This intimate family album is a revealing photographic look at the Beat Generation as chronicled by the movement s great poet Allen Ginsberg. Allen Ginsberg began photographing in the late 1940s when he purchased a small, second-hand Kodak camera. For the next fifteen years he took photographs of himself, his friends, and lovers, including the writers and poets Jack Kerouac, William Burroughs, and Gregory Corso as well as Beat personality Neal Cassady. He abandoned photography in 1963 and took it up again in the 1980s, when he was encouraged by photographers Berenice Abbott and Robert Frank to reprint his earlier work and make new portraits; these included more images of longtime friends as well other acquaintances such as painters Larry Rivers and Francesco Clemente and musician Bob Dylan. Ginsberg's photographs form a compelling portrait of the Beat and counterculture generation from the 1950s to the 1990s. Far more than historical documents, his photographs and the extensive inscriptions he added to them years later preserve what he referred to as 'the sacredness of the moment, ' the often joyous communion of friends and the poignancy of looking back to intensely felt times. More than seventy prints are brilliantly reproduced in this book and accompanied by Sarah Greenough's essay on Ginsberg's photography in relation to his poetry and other photographers of the time, a chronology of his photographic activity, and selections from interviews with Ginsberg between 1958 and 1996
About the Author
SARAH GREENOUGH is senior curator and head of the department of
photographs at the National Gallery of Art. She is the author of numerous
books on photography.
Allen Ginsberg was born in Newark, New Jersey, in 1926, a son of Naomi and lyric poet Louis Ginsberg.

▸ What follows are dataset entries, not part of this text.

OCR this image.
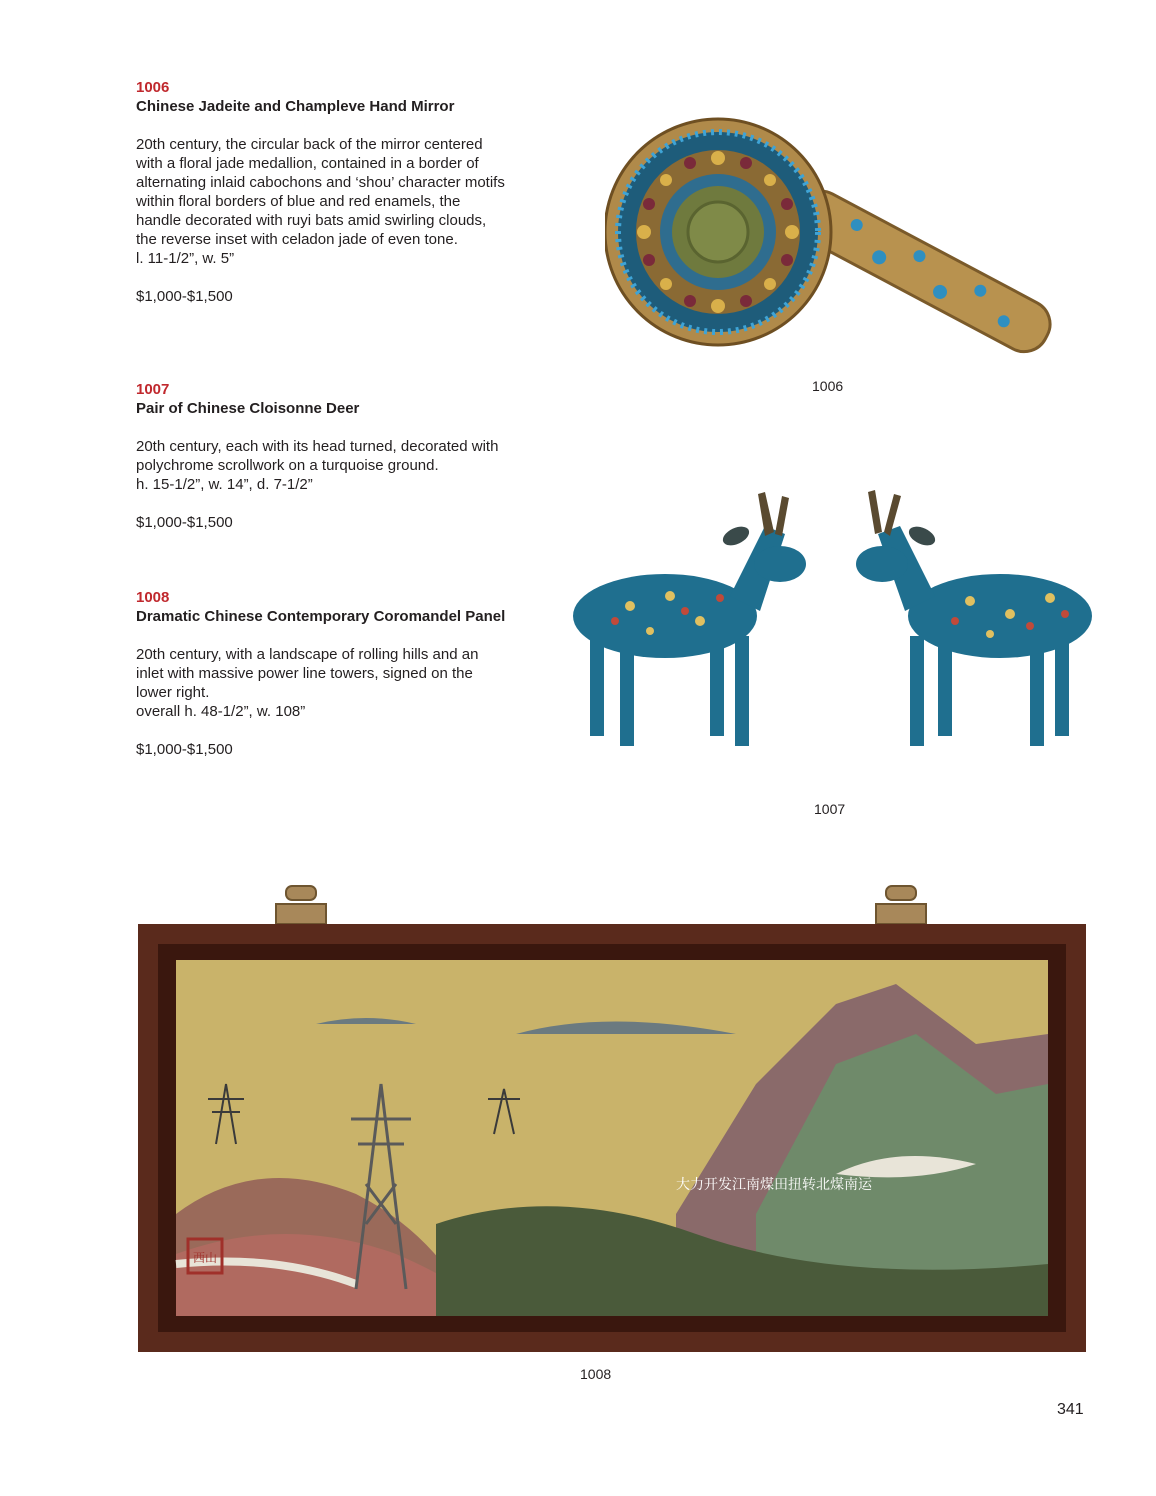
1006
Chinese Jadeite and Champleve Hand Mirror
20th century, the circular back of the mirror centered with a floral jade medallion, contained in a border of alternating inlaid cabochons and ‘shou’ character motifs within floral borders of blue and red enamels, the handle decorated with ruyi bats amid swirling clouds, the reverse inset with celadon jade of even tone.
l. 11-1/2”, w. 5”
$1,000-$1,500
1007
Pair of Chinese Cloisonne Deer
20th century, each with its head turned, decorated with polychrome scrollwork on a turquoise ground.
h. 15-1/2”, w. 14”, d. 7-1/2”
$1,000-$1,500
1008
Dramatic Chinese Contemporary Coromandel Panel
20th century, with a landscape of rolling hills and an inlet with massive power line towers, signed on the lower right.
overall h. 48-1/2”, w. 108”
$1,000-$1,500
1006
1007
大力开发江南煤田扭转北煤南运
西山
1008
341
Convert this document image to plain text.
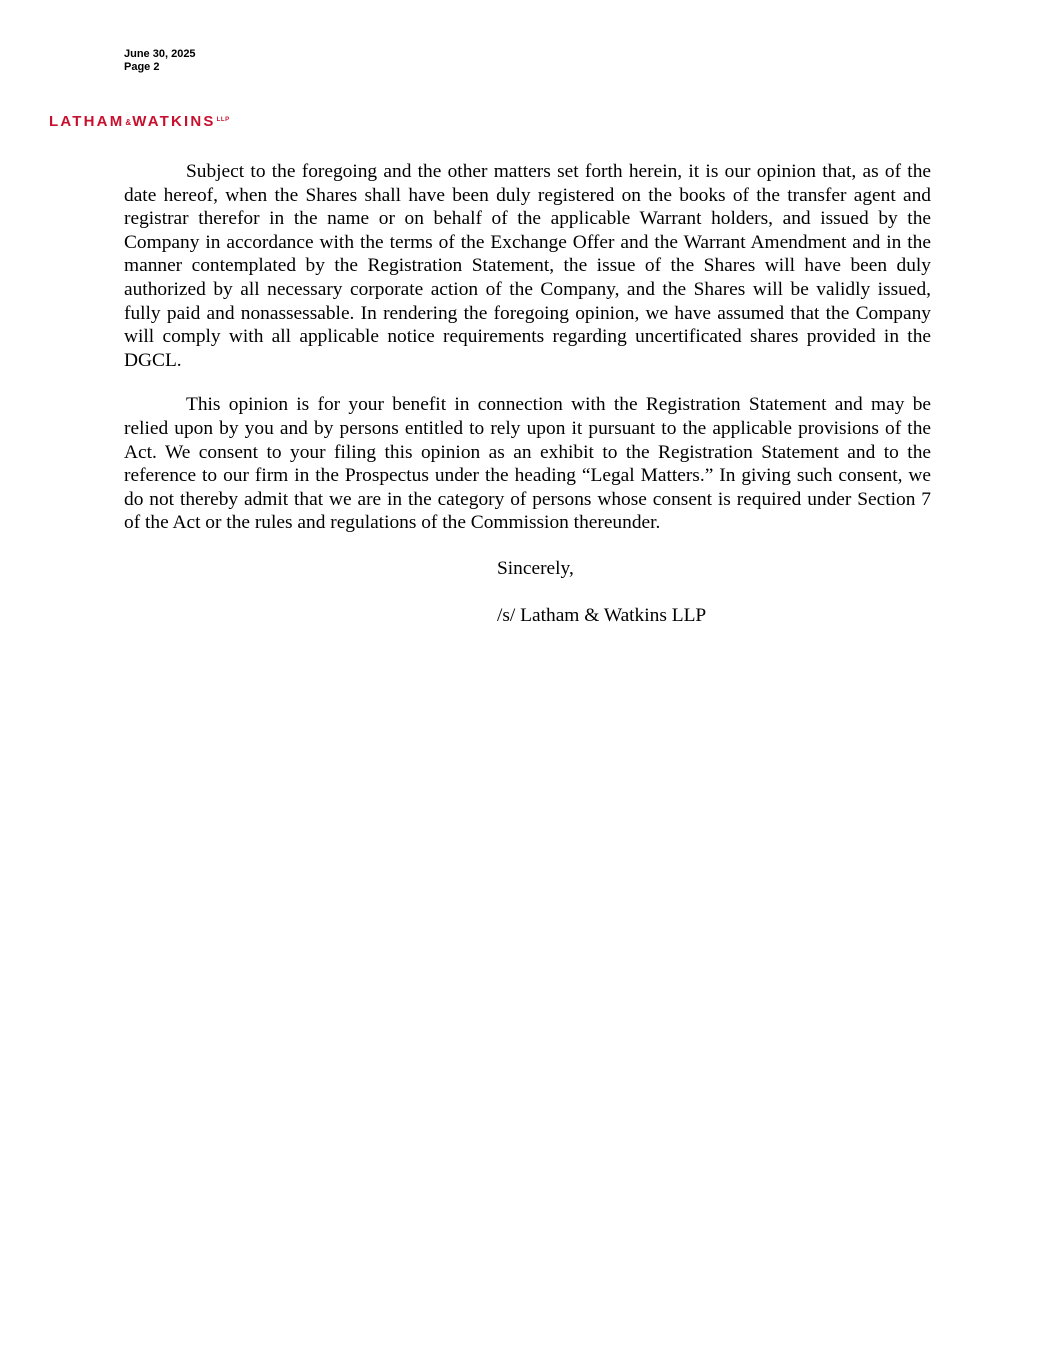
June 30, 2025
Page 2
$LATHAM\&WATKINS^{LLP}$

Subject to the foregoing and the other matters set forth herein, it is our opinion that, as of the date hereof, when the Shares shall have been duly registered on the books of the transfer agent and registrar therefor in the name or on behalf of the applicable Warrant holders, and issued by the Company in accordance with the terms of the Exchange Offer and the Warrant Amendment and in the manner contemplated by the Registration Statement, the issue of the Shares will have been duly authorized by all necessary corporate action of the Company, and the Shares will be validly issued, fully paid and nonassessable. In rendering the foregoing opinion, we have assumed that the Company will comply with all applicable notice requirements regarding uncertificated shares provided in the DGCL.

This opinion is for your benefit in connection with the Registration Statement and may be relied upon by you and by persons entitled to rely upon it pursuant to the applicable provisions of the Act. We consent to your filing this opinion as an exhibit to the Registration Statement and to the reference to our firm in the Prospectus under the heading “Legal Matters.” In giving such consent, we do not thereby admit that we are in the category of persons whose consent is required under Section 7 of the Act or the rules and regulations of the Commission thereunder.

Sincerely,
/s/ Latham & Watkins LLP
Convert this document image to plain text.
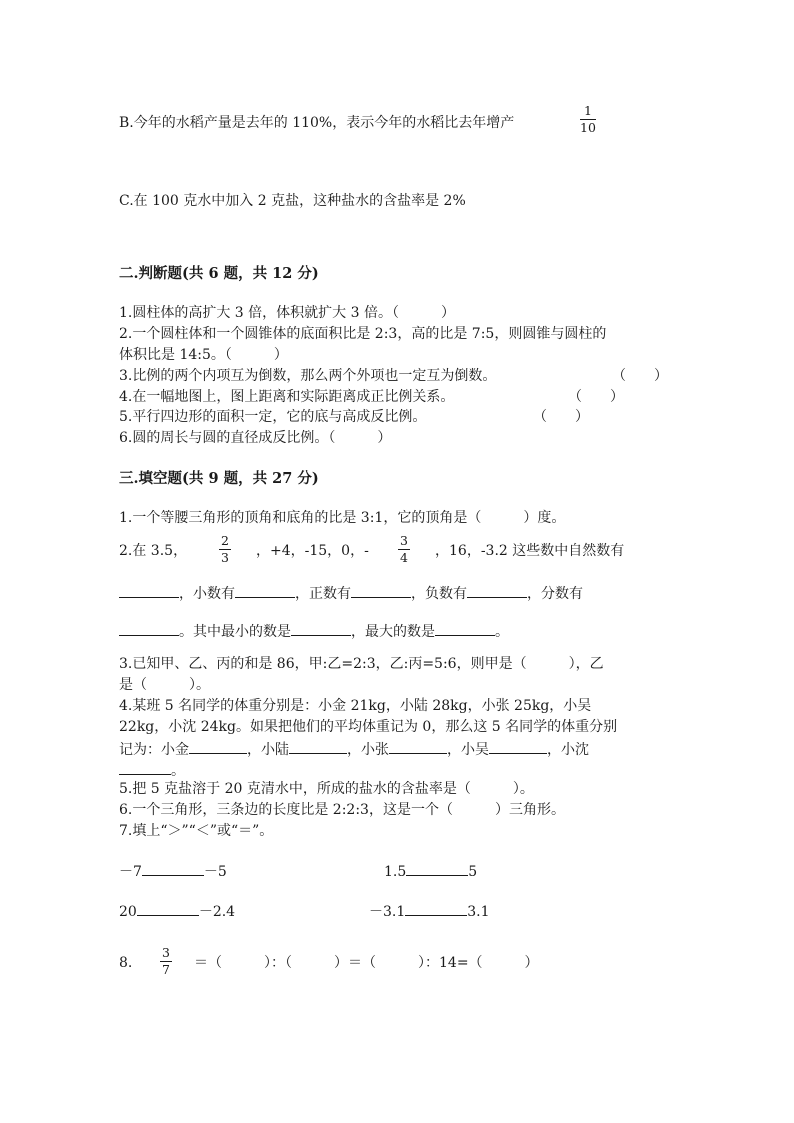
B.今年的水稻产量是去年的 110%，表示今年的水稻比去年增产
1
10
C.在 100 克水中加入 2 克盐，这种盐水的含盐率是 2%
二.判断题(共 6 题，共 12 分)
1.圆柱体的高扩大 3 倍，体积就扩大 3 倍。（　　　）
2.一个圆柱体和一个圆锥体的底面积比是 2:3，高的比是 7:5，则圆锥与圆柱的
体积比是 14:5。（　　　）
3.比例的两个内项互为倒数，那么两个外项也一定互为倒数。	（　　）
4.在一幅地图上，图上距离和实际距离成正比例关系。	（　　）
5.平行四边形的面积一定，它的底与高成反比例。	（　　）
6.圆的周长与圆的直径成反比例。（　　　）
三.填空题(共 9 题，共 27 分)
1.一个等腰三角形的顶角和底角的比是 3:1，它的顶角是（　　　）度。
2.在 3.5，
2
3 ，+4，-15，0，-
3
4 ，16，-3.2 这些数中自然数有
，小数有	，正数有	，负数有	，分数有
。其中最小的数是	，最大的数是	。
3.已知甲、乙、丙的和是 86，甲:乙=2:3，乙:丙=5:6，则甲是（　　　），乙
是（　　　）。
4.某班 5 名同学的体重分别是：小金 21kg，小陆 28kg，小张 25kg，小吴
22kg，小沈 24kg。如果把他们的平均体重记为 0，那么这 5 名同学的体重分别
记为：小金	，小陆	，小张	，小吴	，小沈
。
5.把 5 克盐溶于 20 克清水中，所成的盐水的含盐率是（　　　）。
6.一个三角形，三条边的长度比是 2:2:3，这是一个（　　　）三角形。
7.填上“＞”“＜”或“＝”。
－7	－5	1.5	5
20	－2.4	－3.1	3.1
8.
3
7 ＝（　　　）：（　　　）＝（　　　）：14=（　　　）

As a student at Columbia College in the 1940s, he began a close friendship with William Burroughs, Neal Cassady, and Jack Kerouac, and he later became associated with the Beat movement and the San Francisco Renaissance in the 1950s. After jobs as a laborer, sailor, and market researcher, Ginsberg published his first volume of poetry, Howl and Other Poems, in 1956. "Howl" defeated censorship trials to become one of the most widely read poems of the century, translated into more than twenty-two languages, from Macedonian to Chinese, a model for younger generations of poets from West to East.
Ginsberg was a member of the American Academy of Arts and Letters, was awarded the medal of Chevalier de l'Ordre des Arts et des Lettres by the French minister of culture, was a winner of the National Book Award (for The Fall of America), and was a cofounder of the Jack Kerouac School of Disembodied Poetics at the Naropa Institute, the first accredited Buddhist college in the Western world. He died in New York City in 1997.